Fruchtschädigend? Experten fordern Medikationsplan für Frauen mit Kinderwunsch
30 Prozent aller Frauen nehmen vor ihrer Schwangerschaft regelmäßig mindestens ein Medikament ein. Einige Medikamente können fruchtschädigend wirken und lösen fatale Schädigungen insbesondere in den ersten Wochen der Schwangerschaft aus.
Im aktuellen Barmer Report forderte Barmer-Vorstandschef Prof. Christoph Straub daher einen Rechtsanspruch auf einen bundeseinheitlichen Medikationsplan, wenn sich Frauen im gebärfähigen Alter befinden und durchgehend Medikamente einnehmen.
Kontraindikationen bleiben unentdeckt
Denn nicht nur bei Frauen mit ungeplanter Schwangerschaft könnten die falschen Medikamente Folgen haben, es kommen noch viele Frauen mit Medikation hinzu, die ihre Schwangerschaft zwar planen, mit ihrer Ärztin oder ihrem Arzt aber nicht über den Kinderwunsch sprechen.
Da der Anspruch auf einen Medikationsplan in der Gesetzlichen Krankenversicherung bislang erst ab drei verordneten Medikamenten besteht, kommt es auch in der Arzt-Patient-Beziehung so zu Informationslücken und bleiben mögliche Kontraindikationen unentdeckt, heißt es weiter in einer Pressemitteilung.

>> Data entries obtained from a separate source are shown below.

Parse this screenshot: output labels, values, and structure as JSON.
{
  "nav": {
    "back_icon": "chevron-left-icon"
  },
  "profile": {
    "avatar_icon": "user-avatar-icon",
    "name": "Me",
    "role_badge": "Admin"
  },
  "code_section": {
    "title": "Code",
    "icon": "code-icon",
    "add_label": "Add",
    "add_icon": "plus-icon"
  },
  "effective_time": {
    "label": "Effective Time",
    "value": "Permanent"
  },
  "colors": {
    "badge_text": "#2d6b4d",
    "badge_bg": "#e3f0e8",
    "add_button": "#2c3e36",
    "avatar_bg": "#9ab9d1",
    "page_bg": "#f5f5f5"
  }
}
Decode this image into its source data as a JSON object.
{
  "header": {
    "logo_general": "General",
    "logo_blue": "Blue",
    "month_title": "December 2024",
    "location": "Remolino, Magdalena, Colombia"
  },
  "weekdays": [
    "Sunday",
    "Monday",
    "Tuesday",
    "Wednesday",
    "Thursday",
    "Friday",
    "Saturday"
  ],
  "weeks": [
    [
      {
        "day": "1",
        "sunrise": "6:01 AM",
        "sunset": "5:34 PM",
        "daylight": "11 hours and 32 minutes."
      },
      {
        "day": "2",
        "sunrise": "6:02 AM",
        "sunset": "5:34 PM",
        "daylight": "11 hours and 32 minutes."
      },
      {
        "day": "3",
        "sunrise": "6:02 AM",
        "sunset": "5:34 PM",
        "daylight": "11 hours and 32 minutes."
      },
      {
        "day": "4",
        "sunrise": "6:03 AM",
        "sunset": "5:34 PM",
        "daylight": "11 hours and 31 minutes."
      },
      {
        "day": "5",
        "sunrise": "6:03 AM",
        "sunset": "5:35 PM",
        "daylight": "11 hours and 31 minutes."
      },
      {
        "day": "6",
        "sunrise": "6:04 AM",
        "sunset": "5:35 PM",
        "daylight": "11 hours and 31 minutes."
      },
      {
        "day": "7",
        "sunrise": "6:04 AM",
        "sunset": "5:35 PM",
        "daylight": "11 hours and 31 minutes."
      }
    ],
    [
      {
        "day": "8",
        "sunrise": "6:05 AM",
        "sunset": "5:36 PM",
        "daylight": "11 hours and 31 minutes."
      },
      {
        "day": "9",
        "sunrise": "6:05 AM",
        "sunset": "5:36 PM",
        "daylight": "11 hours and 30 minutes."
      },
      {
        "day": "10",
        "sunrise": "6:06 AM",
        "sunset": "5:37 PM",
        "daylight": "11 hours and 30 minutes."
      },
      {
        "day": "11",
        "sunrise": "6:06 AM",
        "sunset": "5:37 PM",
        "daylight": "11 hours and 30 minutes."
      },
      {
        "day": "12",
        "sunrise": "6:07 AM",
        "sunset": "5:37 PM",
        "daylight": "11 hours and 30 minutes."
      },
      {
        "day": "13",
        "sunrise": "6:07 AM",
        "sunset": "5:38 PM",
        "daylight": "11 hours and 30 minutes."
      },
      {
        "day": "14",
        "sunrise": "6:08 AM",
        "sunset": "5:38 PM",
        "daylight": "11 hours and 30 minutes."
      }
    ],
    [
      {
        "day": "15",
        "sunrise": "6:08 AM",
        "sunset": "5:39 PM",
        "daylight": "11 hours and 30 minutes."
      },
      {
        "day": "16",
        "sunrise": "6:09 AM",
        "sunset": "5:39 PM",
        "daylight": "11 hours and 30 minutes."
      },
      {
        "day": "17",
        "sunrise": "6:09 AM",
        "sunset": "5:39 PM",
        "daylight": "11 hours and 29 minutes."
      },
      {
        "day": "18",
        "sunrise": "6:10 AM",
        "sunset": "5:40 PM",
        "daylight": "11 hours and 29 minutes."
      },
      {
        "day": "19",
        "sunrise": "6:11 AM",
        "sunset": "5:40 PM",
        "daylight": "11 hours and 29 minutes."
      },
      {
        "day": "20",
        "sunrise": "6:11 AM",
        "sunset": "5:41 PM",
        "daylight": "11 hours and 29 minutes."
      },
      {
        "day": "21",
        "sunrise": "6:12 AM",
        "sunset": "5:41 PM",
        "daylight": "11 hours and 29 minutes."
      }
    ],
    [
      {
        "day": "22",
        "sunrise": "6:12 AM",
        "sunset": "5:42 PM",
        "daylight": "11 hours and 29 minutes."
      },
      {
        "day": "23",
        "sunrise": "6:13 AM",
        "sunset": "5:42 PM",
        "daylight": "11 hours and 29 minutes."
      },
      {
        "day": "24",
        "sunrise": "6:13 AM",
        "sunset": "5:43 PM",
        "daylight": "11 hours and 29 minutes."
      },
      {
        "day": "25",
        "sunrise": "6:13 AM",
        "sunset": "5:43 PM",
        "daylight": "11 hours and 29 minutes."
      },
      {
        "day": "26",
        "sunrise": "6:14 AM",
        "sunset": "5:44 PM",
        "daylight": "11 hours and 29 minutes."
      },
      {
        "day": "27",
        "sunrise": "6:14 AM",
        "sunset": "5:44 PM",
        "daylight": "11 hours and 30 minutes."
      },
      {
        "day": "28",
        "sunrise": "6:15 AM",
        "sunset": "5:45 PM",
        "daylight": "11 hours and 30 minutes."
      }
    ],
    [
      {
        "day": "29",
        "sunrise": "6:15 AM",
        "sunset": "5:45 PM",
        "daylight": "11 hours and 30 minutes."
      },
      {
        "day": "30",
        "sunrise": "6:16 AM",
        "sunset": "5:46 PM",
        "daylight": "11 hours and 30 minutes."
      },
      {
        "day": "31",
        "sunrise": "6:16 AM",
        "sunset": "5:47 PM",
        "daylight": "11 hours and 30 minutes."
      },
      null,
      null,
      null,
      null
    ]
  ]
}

Schutz des Ungeborenen muss früher beginnen
Im ersten Schwangerschaftsdrittel bekamen im Jahr 2018 insgesamt 663 von mehr als 66.000 Barmer-Versicherten, die ein Kind zur Welt brachten, Medikamente mit potenziell kindsschädigenden Wirkungen verordnet.

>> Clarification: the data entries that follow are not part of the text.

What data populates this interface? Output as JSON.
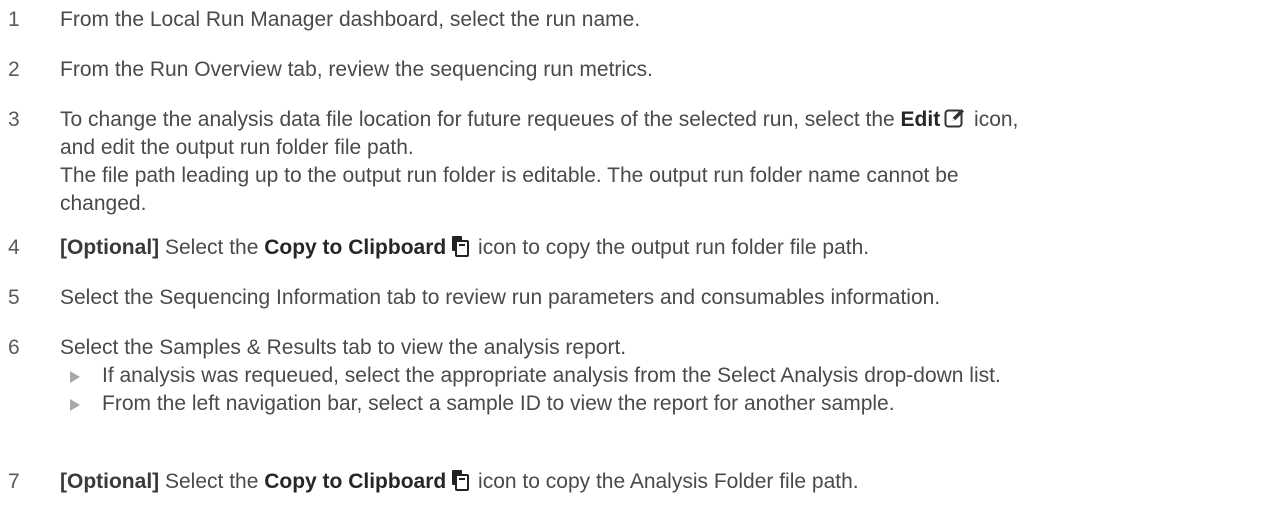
{
  "steps": [
    {
      "number": "1",
      "text": "From the Local Run Manager dashboard, select the run name."
    },
    {
      "number": "2",
      "text": "From the Run Overview tab, review the sequencing run metrics."
    },
    {
      "number": "3",
      "text_before": "To change the analysis data file location for future requeues of the selected run, select the ",
      "bold": "Edit",
      "text_after": " icon,",
      "line2": "and edit the output run folder file path.",
      "note_line1": "The file path leading up to the output run folder is editable. The output run folder name cannot be",
      "note_line2": "changed.",
      "icon": "edit-icon"
    },
    {
      "number": "4",
      "prefix": "[Optional]",
      "text_before": " Select the ",
      "bold": "Copy to Clipboard",
      "text_after": " icon to copy the output run folder file path.",
      "icon": "clipboard-icon"
    },
    {
      "number": "5",
      "text": "Select the Sequencing Information tab to review run parameters and consumables information."
    },
    {
      "number": "6",
      "text": "Select the Samples & Results tab to view the analysis report.",
      "bullets": [
        "If analysis was requeued, select the appropriate analysis from the Select Analysis drop-down list.",
        "From the left navigation bar, select a sample ID to view the report for another sample."
      ]
    },
    {
      "number": "7",
      "prefix": "[Optional]",
      "text_before": " Select the ",
      "bold": "Copy to Clipboard",
      "text_after": " icon to copy the Analysis Folder file path.",
      "icon": "clipboard-icon"
    }
  ]
}
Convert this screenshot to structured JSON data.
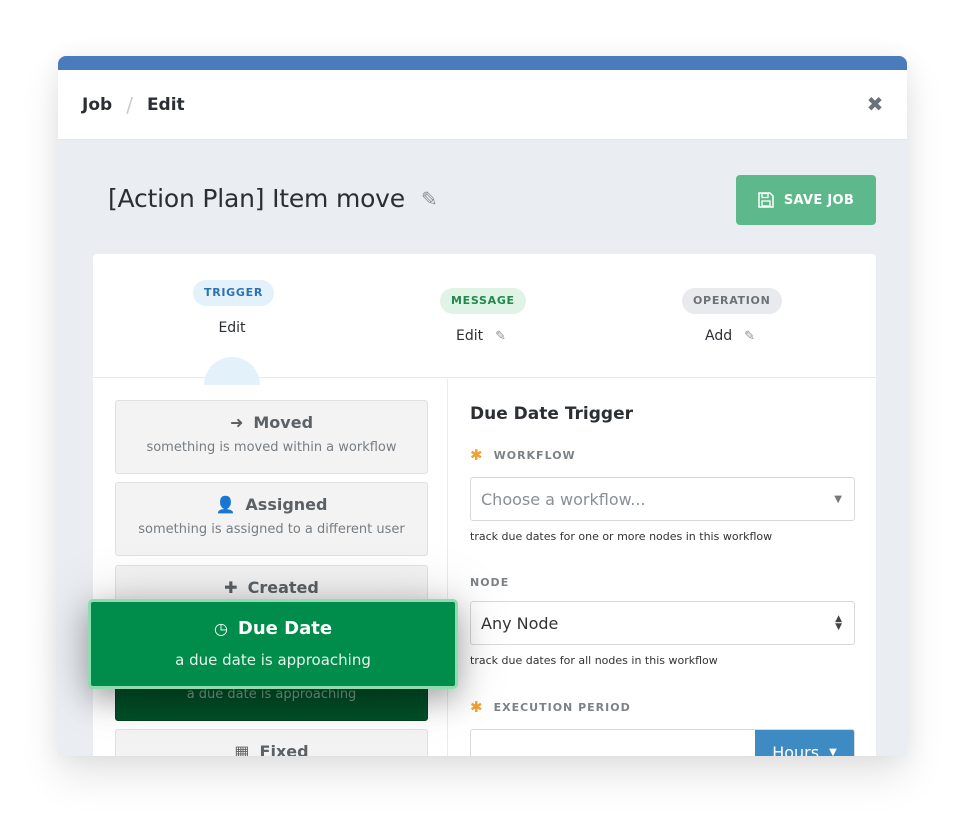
{
  "colors": {
    "topbar": "#4a7bbd",
    "save": "#5db88c",
    "accent_green": "#008c4a",
    "hours": "#3d8bc2",
    "required": "#f0a030"
  },
  "header": {
    "breadcrumb": [
      "Job",
      "Edit"
    ],
    "close_icon": "close-icon"
  },
  "page": {
    "title": "[Action Plan] Item move",
    "save_label": "SAVE JOB"
  },
  "steps": [
    {
      "pill": "TRIGGER",
      "label": "Edit"
    },
    {
      "pill": "MESSAGE",
      "label": "Edit"
    },
    {
      "pill": "OPERATION",
      "label": "Add"
    }
  ],
  "trigger_options": [
    {
      "title": "Moved",
      "desc": "something is moved within a workflow",
      "icon": "arrow-right-icon"
    },
    {
      "title": "Assigned",
      "desc": "something is assigned to a different user",
      "icon": "user-plus-icon"
    },
    {
      "title": "Created",
      "desc": "",
      "icon": "plus-icon"
    },
    {
      "title": "Due Date",
      "desc": "a due date is approaching",
      "icon": "clock-icon"
    },
    {
      "title": "Fixed",
      "desc": "",
      "icon": "calendar-icon"
    }
  ],
  "dragging": {
    "title": "Due Date",
    "desc": "a due date is approaching"
  },
  "form": {
    "title": "Due Date Trigger",
    "workflow": {
      "label": "WORKFLOW",
      "placeholder": "Choose a workflow...",
      "hint": "track due dates for one or more nodes in this workflow"
    },
    "node": {
      "label": "NODE",
      "value": "Any Node",
      "hint": "track due dates for all nodes in this workflow"
    },
    "period": {
      "label": "EXECUTION PERIOD",
      "value": "",
      "unit": "Hours"
    }
  }
}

"Die grundsätzliche Verordnung von Teratogenen vor einer Schwangerschaft ist nicht das Problem. Vor allem dann nicht, wenn verhütet wird. Spätestens mit Eintritt der Schwangerschaft darf aber kein Teratogen mehr zum Einsatz kommen. Genau genommen muss der Schutz des ungeborenen Kindes bereits davor beginnen", so Straub.
Auch Verordnungen im späteren Verlauf der Schwangerschaft
Hinzu kommt: Noch immer bekommen Frauen auch im späteren Verlauf der Schwangerschaft Arzneimittel mit Risiken der Schädigung des ungeborenen Kindes verordnet. Im Jahr 2018 waren hiervon 1.210 Barmer-Versicherte betroffen.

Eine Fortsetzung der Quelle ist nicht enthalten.